The reason for this is that zero is an integer (Int64 more specifically) and x might be of any type. Thus depending one the value of x, this modified method might return a value of either type, highlighted by UnionFloat64, Int64 in the generated code. This is one example of type-instability, which can lead to slow down of code execution. One of the reasons being that the compiler has to execute more number of instructions to complete the same task (compare this typed pos1(x) generated code with that of the code generated by pos(x)).

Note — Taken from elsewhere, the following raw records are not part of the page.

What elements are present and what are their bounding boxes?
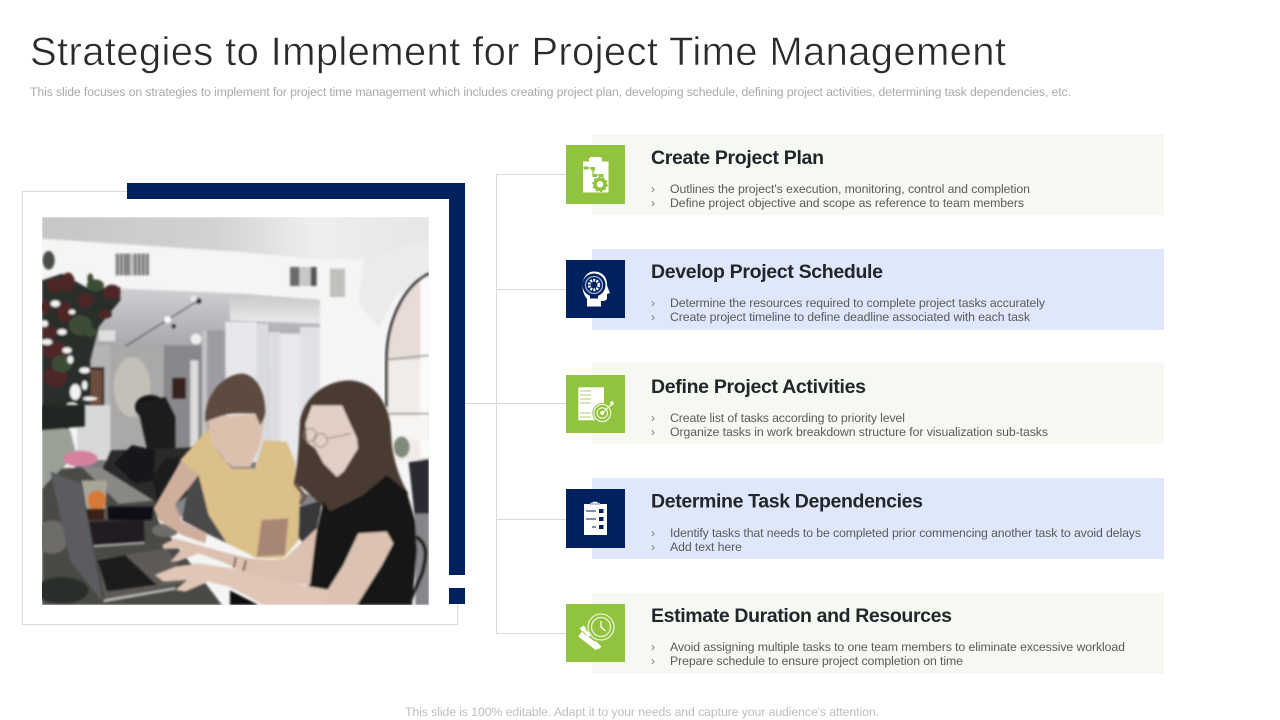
panel background bbox=[592, 134, 1164, 215]
photo: two women working at a laptop bbox=[35, 217, 430, 605]
bullet list: Create project timeline to define deadline associated with each task bbox=[670, 310, 1031, 324]
bullet list: › bbox=[651, 310, 655, 324]
bullet list: Outlines the project's execution, monitoring, control and completion bbox=[670, 182, 1030, 196]
background plant and chairs bbox=[42, 394, 194, 506]
bullet list: › bbox=[651, 640, 655, 654]
bullet list: › bbox=[651, 425, 655, 439]
panel background bbox=[592, 478, 1164, 559]
panel: define project activities bbox=[566, 363, 1164, 444]
bullet list: Identify tasks that needs to be completed prior commencing another task to avoid delays bbox=[670, 526, 1141, 540]
bullet list: Add text here bbox=[670, 540, 742, 554]
table bbox=[35, 467, 222, 605]
heading: Define Project Activities bbox=[651, 376, 866, 398]
icon: document with target bbox=[566, 375, 625, 433]
top hand and forearm bbox=[162, 528, 317, 585]
panel background bbox=[592, 249, 1164, 330]
plant and flowers bbox=[41, 251, 121, 430]
icon: clock and tools bbox=[566, 604, 625, 662]
panel: estimate duration and resources bbox=[566, 593, 1164, 674]
panel: develop project schedule bbox=[566, 249, 1164, 330]
icon: clipboard with flow chart and gear bbox=[566, 145, 625, 204]
bullet list: › bbox=[651, 654, 655, 668]
icon: checklist clipboard bbox=[566, 489, 625, 548]
connector lines bbox=[465, 174, 566, 634]
bullet list bbox=[651, 182, 1030, 210]
bullet list: Create list of tasks according to priority level bbox=[670, 411, 905, 425]
bullet list bbox=[651, 296, 1046, 324]
panel background bbox=[592, 363, 1164, 444]
navy corner accent bbox=[127, 183, 465, 604]
panel background bbox=[592, 593, 1164, 674]
bullet list bbox=[651, 526, 1141, 554]
icon: head with gear bbox=[566, 260, 625, 318]
heading: Create Project Plan bbox=[651, 147, 824, 169]
bullet list: › bbox=[651, 540, 655, 554]
panel: determine task dependencies bbox=[566, 478, 1164, 559]
glass, phone and tablet bbox=[81, 480, 154, 547]
woman in black shirt bbox=[155, 380, 426, 605]
bullet list: Prepare schedule to ensure project completion on time bbox=[670, 654, 963, 668]
footer note: This slide is 100% editable. Adapt it to your needs and capture your audience's attention. bbox=[405, 705, 879, 719]
bullet list: › bbox=[651, 196, 655, 210]
bullet list: › bbox=[651, 411, 655, 425]
bullet list: › bbox=[651, 296, 655, 310]
lower hand and forearm bbox=[155, 563, 330, 605]
photo frame outline bbox=[22, 192, 458, 624]
arched window bbox=[387, 274, 430, 605]
heading: Develop Project Schedule bbox=[651, 261, 883, 283]
subtitle: This slide focuses on strategies to implement for project time management which includes creating project plan, developing schedule, defining project activities, determining task dependencies, etc. bbox=[30, 85, 1071, 99]
laptop bbox=[50, 472, 189, 602]
bullet list: › bbox=[651, 526, 655, 540]
title: Strategies to Implement for Project Time Management bbox=[30, 30, 1006, 74]
woman in yellow shirt bbox=[154, 374, 300, 558]
bullet list: › bbox=[651, 182, 655, 196]
bullet list: Avoid assigning multiple tasks to one team members to eliminate excessive workload bbox=[670, 640, 1125, 654]
bullet list: Define project objective and scope as reference to team members bbox=[670, 196, 1024, 210]
heading: Determine Task Dependencies bbox=[651, 490, 923, 512]
air vents bbox=[115, 254, 345, 297]
bullet list: Determine the resources required to complete project tasks accurately bbox=[670, 296, 1046, 310]
bullet list bbox=[651, 411, 1048, 439]
panel: create project plan bbox=[566, 134, 1164, 215]
heading: Estimate Duration and Resources bbox=[651, 605, 952, 627]
bullet list bbox=[651, 640, 1125, 668]
bullet list: Organize tasks in work breakdown structure for visualization sub-tasks bbox=[670, 425, 1048, 439]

        julia> @code_typed pos1(1)
        1  %1 = Base.slt_int(x, 0)::Bool
        └──      goto #3 if not %1
        2       return 0
        3       return x
        ) => Int64
        julia> @code_typed pos1(1.2)
        1  %1 = Base.sitofp(Float64, 0)::Float64
           %2 = Base.lt_float(x, %1)::Bool
           %3 = Base.eq_float(x, %1)::Bool
           %4 = Base.lt_float(%1, 
           %5 = Base.and_int(%3, %4)::Bool
           %6 = Base.fptosi(Int64, %1)::Int64
           %7 = Base.slt_int(%6, 0)::Bool
           %8 = Base.and_int(%5, %7)::Bool
           %9 = Base.or_int(%2, %8)::Bool
        └──      goto #3 if not %9
        2       return 0
        3       return x
        ) => Union{Float64, Int64}

One may ask why Julia enforce type-stability. Among the multiple reasons, one strikingly important one is that Julia is not a statically typed language. These type-stability issues exist in some measure in all dynamic languages. Not enforcing type-stability also allows the existence of a rich Julia type environment, allowing the inclusion of parametric and dispatch types.

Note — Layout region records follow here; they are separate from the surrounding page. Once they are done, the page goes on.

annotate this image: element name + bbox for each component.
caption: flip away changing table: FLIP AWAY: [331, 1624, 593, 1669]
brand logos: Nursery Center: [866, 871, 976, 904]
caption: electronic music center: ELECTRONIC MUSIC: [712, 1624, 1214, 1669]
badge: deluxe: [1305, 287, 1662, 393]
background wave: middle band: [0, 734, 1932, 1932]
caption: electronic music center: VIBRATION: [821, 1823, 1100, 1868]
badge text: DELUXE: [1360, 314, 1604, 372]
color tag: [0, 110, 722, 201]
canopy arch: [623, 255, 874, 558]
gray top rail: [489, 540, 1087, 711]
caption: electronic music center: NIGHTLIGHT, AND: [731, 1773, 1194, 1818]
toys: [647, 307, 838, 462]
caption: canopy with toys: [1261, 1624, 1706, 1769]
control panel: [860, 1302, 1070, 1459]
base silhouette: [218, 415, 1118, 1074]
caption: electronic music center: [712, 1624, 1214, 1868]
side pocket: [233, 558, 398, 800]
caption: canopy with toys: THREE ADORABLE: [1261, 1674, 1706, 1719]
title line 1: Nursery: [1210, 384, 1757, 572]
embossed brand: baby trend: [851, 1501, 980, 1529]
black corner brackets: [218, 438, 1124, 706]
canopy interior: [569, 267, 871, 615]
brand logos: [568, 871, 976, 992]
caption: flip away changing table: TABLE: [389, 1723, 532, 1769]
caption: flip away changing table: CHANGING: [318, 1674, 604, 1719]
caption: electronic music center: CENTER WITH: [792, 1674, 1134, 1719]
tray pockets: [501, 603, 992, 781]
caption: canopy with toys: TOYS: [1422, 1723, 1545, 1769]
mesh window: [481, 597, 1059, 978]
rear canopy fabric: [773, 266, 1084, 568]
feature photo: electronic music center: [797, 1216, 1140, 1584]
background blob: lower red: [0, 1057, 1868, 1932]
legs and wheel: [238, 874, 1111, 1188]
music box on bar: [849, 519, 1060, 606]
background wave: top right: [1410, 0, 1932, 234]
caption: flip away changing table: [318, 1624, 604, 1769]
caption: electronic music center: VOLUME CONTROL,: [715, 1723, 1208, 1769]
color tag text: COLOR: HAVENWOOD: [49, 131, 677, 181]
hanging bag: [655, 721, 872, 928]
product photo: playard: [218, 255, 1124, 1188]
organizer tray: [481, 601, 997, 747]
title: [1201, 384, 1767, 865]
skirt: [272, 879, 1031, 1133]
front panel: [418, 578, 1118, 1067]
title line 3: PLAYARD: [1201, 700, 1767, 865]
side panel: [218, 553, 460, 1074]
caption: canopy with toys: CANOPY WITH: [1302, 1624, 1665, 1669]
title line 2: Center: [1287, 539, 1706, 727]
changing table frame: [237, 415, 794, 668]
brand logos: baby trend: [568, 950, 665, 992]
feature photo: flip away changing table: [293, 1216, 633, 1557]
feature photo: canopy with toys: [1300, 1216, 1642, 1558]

Type-stability is much more important factor for Julia compared to several other dynamic languages, and the reason for this was nicely summarised by one of this language’s main developer -

"Basically we can only produce good code, possibly among the best of any code produced by JIT thanks to LLVM’s optimization passes, but can only do so for good julia code (i.e. if you follow performance tip). If you fail to do that, or write in a pattern that’s frequently seen in R/python/JS, the performance will be much slower compare to other JIT out there since the JIT for those languages has to deal with these code so they implements a lot of speculative or profiling based optimizations to get good performance." - Yichao Yu 2

In other words, Julia is a bit of a double edged sword. Written properly it can be as fast as statically typed languages with its compilation process. Written in a manner without keeping in mind the few general guidelines to the language, it can be deceptively slow to work with.